July 18, 2007
Nice Jewish boy in Brooklyn dumps domineering Jewish fiancée when he falls for lovely Kurdish Muslim girl. Parents and relatives on both sides are horrified, but are reconciled at raucous interfaith wedding.
That, in a thimble, is the plotline of David & Layla, the umpteenth updated version of Romeo and Juliet, or, if you will, Abie's Irish Rose. (Why is it almost always Jewish boy and shiksa and not Jewish girl and goy, but never mind.)
Seated ON the bima of their shul, the angst-ridden Fine family considers the prospect of their nice Jewish boy's conversion to Islam. |
What saves the film from triteness is the loving insight it provides into the joys and sufferings of the Kurdish people. The Kurds, like another Near Eastern tribe whose name slips my mind, seem to have been handpicked by their deity for endless miseries, but defiantly preserve their humor and high spirits.
The main purveyor of high spirits is Layla, who moonlights as an exotic but chaste nightclub dancer, while awaiting deportation as an illegal immigrant. Portrayed by Shiva Rose, a smashing beauty of mixed Irish and Persian parentage, one wonders what she sees in the rather nebbishe David (David Moscow), but go figure love.
David's parents fall somewhat short of the Jewish ideal. Despite his many infirmities, father Mel pursues rather weird sexual adventures, at home and away. Mother Judith may be the last Jewish maternal stereotype who, when informed that a friend's son has an Oedipus complex, utters, "Oedipus, Schmodipus, as long as he loves his mother."
That one must date back to the time some Viennese wit told it to Sigmund Freud for the first time.

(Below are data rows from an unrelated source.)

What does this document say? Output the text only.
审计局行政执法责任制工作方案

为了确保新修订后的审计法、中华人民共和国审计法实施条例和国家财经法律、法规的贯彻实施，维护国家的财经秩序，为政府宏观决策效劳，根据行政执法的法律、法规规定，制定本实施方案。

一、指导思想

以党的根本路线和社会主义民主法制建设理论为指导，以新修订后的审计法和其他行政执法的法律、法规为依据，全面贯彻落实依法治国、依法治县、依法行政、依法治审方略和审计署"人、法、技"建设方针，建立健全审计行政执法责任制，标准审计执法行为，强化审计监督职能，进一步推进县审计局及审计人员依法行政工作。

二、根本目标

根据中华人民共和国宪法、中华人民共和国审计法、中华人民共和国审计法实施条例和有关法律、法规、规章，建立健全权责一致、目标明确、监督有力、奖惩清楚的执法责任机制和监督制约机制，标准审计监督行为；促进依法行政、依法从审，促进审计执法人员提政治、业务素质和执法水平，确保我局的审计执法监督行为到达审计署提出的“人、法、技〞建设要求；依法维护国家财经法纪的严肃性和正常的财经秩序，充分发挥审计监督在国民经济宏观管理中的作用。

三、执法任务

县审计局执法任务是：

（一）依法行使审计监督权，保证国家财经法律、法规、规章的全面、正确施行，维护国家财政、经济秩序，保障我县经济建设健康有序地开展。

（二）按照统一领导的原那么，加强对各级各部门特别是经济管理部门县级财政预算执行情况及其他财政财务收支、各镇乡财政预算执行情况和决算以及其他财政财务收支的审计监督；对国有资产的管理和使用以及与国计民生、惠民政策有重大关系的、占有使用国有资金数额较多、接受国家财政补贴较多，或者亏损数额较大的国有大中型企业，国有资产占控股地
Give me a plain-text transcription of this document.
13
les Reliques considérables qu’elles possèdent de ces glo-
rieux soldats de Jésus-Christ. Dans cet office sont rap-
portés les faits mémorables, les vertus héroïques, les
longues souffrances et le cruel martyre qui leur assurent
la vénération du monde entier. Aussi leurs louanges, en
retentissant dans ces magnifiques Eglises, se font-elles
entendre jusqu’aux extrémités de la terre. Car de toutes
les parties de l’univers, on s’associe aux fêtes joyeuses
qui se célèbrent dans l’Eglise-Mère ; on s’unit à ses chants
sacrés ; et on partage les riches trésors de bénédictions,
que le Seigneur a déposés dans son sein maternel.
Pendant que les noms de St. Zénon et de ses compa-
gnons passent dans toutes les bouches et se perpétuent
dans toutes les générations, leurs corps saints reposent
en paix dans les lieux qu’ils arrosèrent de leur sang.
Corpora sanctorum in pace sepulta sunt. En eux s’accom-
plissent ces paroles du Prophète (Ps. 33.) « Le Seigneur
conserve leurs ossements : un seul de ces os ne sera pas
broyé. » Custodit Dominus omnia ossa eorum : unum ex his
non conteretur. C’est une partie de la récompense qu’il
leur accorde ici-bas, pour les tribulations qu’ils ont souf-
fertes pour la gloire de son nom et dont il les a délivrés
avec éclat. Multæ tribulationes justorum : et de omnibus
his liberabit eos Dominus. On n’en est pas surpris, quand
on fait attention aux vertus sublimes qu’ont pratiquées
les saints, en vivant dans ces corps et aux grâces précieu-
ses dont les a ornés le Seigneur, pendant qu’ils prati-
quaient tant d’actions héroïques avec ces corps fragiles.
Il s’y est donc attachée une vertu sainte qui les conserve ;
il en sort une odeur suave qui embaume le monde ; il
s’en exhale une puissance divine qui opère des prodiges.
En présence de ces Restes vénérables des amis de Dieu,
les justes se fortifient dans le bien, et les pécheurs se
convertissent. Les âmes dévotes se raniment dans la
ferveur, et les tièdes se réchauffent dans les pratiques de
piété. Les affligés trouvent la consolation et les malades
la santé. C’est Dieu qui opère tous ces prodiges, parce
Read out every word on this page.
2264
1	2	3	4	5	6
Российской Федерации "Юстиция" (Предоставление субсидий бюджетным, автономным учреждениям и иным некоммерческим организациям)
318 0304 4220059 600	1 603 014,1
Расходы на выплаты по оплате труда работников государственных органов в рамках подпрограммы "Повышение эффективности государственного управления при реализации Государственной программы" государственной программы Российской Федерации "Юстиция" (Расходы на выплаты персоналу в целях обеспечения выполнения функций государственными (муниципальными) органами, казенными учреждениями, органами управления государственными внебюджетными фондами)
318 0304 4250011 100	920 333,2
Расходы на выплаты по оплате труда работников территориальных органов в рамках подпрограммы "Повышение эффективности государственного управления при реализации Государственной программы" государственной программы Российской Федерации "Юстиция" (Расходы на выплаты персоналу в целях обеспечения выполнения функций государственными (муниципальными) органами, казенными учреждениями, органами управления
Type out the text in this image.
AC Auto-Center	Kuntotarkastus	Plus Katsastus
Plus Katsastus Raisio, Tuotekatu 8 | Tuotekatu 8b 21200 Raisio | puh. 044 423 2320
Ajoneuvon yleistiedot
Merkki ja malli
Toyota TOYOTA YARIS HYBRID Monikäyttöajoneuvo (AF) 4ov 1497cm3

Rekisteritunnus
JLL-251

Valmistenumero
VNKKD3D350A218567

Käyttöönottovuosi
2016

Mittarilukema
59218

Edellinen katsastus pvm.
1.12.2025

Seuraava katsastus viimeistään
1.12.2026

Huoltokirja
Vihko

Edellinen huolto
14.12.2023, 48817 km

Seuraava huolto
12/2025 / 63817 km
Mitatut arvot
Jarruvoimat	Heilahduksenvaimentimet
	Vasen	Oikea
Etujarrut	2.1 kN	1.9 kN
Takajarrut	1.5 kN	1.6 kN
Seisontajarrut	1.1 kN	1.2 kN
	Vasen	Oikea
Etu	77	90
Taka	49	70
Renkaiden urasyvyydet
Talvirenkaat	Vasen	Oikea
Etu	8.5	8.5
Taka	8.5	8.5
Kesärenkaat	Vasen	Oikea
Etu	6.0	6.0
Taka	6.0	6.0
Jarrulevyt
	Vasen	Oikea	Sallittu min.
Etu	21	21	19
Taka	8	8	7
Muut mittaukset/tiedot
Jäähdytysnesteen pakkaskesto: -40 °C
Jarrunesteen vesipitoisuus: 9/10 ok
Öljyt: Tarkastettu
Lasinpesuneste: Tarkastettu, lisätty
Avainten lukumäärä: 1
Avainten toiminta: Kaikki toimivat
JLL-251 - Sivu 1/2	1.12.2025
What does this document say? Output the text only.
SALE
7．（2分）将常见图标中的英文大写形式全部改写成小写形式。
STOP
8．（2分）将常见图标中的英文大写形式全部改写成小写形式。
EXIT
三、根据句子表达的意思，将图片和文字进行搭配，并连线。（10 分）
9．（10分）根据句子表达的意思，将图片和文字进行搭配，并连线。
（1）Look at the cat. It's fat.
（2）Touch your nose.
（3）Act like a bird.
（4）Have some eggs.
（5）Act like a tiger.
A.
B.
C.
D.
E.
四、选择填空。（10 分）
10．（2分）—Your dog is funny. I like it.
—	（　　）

Of course, the path to the altar is not without obstacles. We won't talk about David's vasectomy, which he underwent at the urging of his ex-fiancée, but we have to face the sensitive issue of conversion,
Who of the two should convert to the other's faith? Layla makes the, I guess, sensible point that if she converts "I have to jump into a pool and follow 613 laws," while all David has to do is repeat once "Allah is God and Mohammed is his prophet."
Fortunately, since David has already been circumcised, that problem is out of the way.
All such niggling aside, if the goal of Jay Jonroy, the film's writer, director and producer, was to give Americans a glimpse into the lives of his fellow Kurds in a painless lesson, he has done the job.
Jonroy is a Kurdish refugee from northern Iraq, who fled the murderous regime of Saddam Hussein, some of whose atrocities are briefly depicted in the movie.
In their religion, Kurds practice a form of Islam lite, which Jonroy compares to Conservative/Reform Judaism vis-à-vis Orthodoxy.
In many other respects, judging from David & Layla, Kurds are not unlike Jews in their hospitality, love of food, vigorous wedding dancing, and various meshugas.
Scattered throughout the countries of the Near and Middle East, distrusted everywhere, some 35 million Kurds have longed for centuries to establish their own country, but it remains a far-off dream.